1. Dead Drift
The Dead Drift is best done with a 10 feet leader and tippet. That is 6 feet of leader three feet of the tippet. Keep the split shot three feet from the fly. Too close it will spook the fish, and too long you lose fly control.
Start by casting up stream and beyond. The intended line that is to be fish, [at about 2:00] followed by a immediate up stream mend of the line, this will help to get the fly down much quicker. As the drift progresses downstream mend the line as needed, to continue to maintain line control. First by raising the rod tip and when needed strip in line, as the drift passes on downstream lower the rod tip and feed the line out as needed.
The big secret to drifting flies to tributary fish is to maintain contact with the stream bottom, most of time the best technique is to use split shot placed between the leader and the tippet.
Presenting flies dead drifting is best suited for flies such as, egg flies, and nymphs. Fish are accustomed to seeing nymphs drifting freely past. This makes the dead drift the best method for fishing nymphs type flies. Egg flies are a little different, that is, nature has designed eggs to be denser than water. This means egg flies must drifted much slower so that the flies actually drift between the rocks as natural eggs would, unlike nymphs, which drift much higher in the water.
2. Down and Across
Down and across, or slow swing, this has evolved into a very productive method of fly presentation. The down-and-across is intended to be a tow part presentation. The first part is intended to be a dead drift along the river bottom. The second part of the presentation is the slow swing.

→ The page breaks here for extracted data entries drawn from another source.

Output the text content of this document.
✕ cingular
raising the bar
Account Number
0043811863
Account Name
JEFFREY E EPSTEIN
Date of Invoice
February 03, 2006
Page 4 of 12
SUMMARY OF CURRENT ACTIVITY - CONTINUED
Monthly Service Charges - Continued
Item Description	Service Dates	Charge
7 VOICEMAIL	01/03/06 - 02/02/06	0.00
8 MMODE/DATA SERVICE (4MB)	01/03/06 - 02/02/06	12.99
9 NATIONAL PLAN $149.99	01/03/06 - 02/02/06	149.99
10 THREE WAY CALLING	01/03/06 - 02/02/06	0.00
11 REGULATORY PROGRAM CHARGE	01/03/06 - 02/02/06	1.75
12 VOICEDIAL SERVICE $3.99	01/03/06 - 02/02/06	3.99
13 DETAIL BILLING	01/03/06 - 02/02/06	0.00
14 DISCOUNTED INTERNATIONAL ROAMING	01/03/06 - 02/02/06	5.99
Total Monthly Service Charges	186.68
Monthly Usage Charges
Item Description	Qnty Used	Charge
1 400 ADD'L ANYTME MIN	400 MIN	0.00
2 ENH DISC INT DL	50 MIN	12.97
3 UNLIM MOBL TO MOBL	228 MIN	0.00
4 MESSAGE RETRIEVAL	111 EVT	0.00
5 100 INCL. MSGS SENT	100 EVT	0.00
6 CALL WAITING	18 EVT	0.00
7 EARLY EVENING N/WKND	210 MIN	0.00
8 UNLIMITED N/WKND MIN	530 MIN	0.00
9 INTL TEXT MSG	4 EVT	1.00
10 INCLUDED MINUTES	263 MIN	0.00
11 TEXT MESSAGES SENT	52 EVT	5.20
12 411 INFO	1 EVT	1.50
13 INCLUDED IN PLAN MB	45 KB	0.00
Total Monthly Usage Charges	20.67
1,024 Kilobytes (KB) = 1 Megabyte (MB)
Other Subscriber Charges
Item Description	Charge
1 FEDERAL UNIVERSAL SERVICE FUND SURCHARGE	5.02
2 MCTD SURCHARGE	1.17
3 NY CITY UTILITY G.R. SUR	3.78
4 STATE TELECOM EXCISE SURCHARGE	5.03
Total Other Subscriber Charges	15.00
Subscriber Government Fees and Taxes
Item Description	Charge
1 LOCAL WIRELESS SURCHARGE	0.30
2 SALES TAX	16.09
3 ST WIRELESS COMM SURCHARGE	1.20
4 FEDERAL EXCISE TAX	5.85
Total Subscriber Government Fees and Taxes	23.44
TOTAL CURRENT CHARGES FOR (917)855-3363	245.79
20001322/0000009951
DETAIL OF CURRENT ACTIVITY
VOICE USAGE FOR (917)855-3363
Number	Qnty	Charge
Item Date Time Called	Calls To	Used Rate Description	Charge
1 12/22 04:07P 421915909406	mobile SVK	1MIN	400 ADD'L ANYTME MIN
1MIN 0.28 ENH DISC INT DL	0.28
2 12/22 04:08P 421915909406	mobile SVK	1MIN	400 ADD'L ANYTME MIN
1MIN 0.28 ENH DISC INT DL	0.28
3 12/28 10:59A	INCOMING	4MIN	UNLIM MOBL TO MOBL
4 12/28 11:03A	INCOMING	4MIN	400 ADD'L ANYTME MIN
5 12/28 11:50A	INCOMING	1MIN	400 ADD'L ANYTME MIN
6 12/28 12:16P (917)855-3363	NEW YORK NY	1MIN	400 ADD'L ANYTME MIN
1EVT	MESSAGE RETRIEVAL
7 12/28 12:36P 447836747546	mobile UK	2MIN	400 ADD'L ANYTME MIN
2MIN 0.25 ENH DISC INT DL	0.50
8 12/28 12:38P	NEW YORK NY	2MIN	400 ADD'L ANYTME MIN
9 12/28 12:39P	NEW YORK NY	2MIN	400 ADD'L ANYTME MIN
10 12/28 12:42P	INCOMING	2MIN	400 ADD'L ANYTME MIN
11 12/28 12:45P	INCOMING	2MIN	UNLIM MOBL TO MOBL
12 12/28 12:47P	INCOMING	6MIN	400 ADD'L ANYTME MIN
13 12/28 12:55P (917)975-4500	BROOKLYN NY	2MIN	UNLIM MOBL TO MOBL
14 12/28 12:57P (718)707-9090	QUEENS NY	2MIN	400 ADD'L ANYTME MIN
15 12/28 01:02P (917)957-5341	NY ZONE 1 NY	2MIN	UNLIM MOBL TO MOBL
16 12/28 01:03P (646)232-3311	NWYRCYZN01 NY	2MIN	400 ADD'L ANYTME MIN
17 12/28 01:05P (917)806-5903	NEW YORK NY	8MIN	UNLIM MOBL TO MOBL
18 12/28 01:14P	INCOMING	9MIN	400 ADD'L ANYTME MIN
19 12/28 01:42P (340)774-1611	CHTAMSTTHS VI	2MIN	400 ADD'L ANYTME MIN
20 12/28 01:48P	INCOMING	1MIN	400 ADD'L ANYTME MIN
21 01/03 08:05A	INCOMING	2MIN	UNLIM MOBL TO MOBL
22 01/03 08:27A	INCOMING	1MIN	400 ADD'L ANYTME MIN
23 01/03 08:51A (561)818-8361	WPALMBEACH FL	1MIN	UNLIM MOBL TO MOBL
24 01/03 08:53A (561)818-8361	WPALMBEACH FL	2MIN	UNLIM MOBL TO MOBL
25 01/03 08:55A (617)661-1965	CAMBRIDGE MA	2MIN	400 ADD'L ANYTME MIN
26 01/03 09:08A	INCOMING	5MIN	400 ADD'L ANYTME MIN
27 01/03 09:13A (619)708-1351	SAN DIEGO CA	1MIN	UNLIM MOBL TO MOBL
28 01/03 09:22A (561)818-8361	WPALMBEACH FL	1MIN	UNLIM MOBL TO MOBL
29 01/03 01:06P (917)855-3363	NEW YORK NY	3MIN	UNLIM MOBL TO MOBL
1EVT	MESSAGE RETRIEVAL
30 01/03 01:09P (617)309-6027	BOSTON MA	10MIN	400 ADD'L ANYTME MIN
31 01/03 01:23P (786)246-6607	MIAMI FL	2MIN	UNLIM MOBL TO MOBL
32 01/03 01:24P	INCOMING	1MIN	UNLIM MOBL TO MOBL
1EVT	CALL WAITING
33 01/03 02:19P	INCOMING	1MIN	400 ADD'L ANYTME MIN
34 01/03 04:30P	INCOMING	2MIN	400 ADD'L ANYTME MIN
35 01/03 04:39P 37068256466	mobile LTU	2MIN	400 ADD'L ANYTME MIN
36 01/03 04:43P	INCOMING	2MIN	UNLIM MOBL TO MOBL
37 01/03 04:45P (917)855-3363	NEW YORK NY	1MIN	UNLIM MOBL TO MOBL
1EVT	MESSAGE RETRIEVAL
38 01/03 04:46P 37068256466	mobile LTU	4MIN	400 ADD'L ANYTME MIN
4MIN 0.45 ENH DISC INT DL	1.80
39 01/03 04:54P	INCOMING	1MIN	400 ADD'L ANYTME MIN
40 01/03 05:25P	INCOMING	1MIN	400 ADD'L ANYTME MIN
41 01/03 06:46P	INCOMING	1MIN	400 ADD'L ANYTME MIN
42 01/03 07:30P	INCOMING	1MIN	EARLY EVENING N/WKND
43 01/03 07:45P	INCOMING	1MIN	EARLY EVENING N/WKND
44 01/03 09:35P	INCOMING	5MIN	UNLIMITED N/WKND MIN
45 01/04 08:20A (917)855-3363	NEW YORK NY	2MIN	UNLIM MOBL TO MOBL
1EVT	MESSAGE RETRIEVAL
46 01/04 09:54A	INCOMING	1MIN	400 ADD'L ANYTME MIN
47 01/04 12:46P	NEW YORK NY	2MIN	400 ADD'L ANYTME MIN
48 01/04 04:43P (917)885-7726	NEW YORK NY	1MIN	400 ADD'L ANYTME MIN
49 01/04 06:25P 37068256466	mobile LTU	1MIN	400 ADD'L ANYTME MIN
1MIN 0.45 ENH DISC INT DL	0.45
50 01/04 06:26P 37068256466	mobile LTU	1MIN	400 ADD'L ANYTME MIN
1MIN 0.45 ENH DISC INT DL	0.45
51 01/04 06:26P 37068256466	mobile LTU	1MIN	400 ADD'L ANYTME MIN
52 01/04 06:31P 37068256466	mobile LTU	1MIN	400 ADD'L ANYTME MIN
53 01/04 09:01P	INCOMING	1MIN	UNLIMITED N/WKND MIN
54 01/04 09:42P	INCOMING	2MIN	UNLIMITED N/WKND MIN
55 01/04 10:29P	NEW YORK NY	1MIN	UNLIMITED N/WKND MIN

How is the presentation done?
A. Casts up and across the river at 2:00 as the fly drifts down stream, mend the line up stream to maintain a dead drift all the way down to 10:00 while following the drift with the rod tip.
B. Once the fly reaches 10:00 the currents will start to work the fly. The first thing that will happen is the fly will lift off the bottom. To counteract this, first lowing the rod tip and leading the line slide through your fingers, as needed. Doing one or both of these will normally do the job and of course keep mending the line as needed to maintain the desired slow slowing.
The advantage of this type of presentation is that the fish are given tow different looks at the fly, with the first part being the dead drift. The fly can be presented in profile. By doing this, the fish gets the best look at the fly’s dressing many tributary flies are design to be presented to the fish in profile. When the fly is allowed to start its slowing [and that’s when most of the bites will occur] the river currents can bring the flies life. The flies dressing will have a lot to do with this. Flies such as traditional wet flies, spey flies streamers are made to order with this type of presentation.
3. High Sticking
With winter water temperatures and below freezing air temperatures, ice will be a constant obstacle. The fat fly line carries lots of water through the guides of a fly rod. The guides can freeze solid in just a few casts. With the freezing problems and the fact that the fly must be kept on the river bottom, one of the easiest methods of easiest methods of presentation is called high sticking.
The high sticking method is best performed with a standard fly rod and fly line, and leaders. Start by working with 2 to 2½ rod links of lines. Casting upstream at ten o’clock, make a immediate upstream mend while holding the rod tip and line off the water, follow the drift with rod tip downstream to two o’clock while maintaining solid contact with the river bottom. As always, constant weight adjustment is always critical to maintaining the correct drift. For winter fishing do not fish more line than you can cast without pulling wet fly line through your rod tip, by doing this the ice will form on the fly line instead of in the guides of the rod. Beak the pools into small bites and systematically fish each section, by doing this you will avoid constant ice in the guides.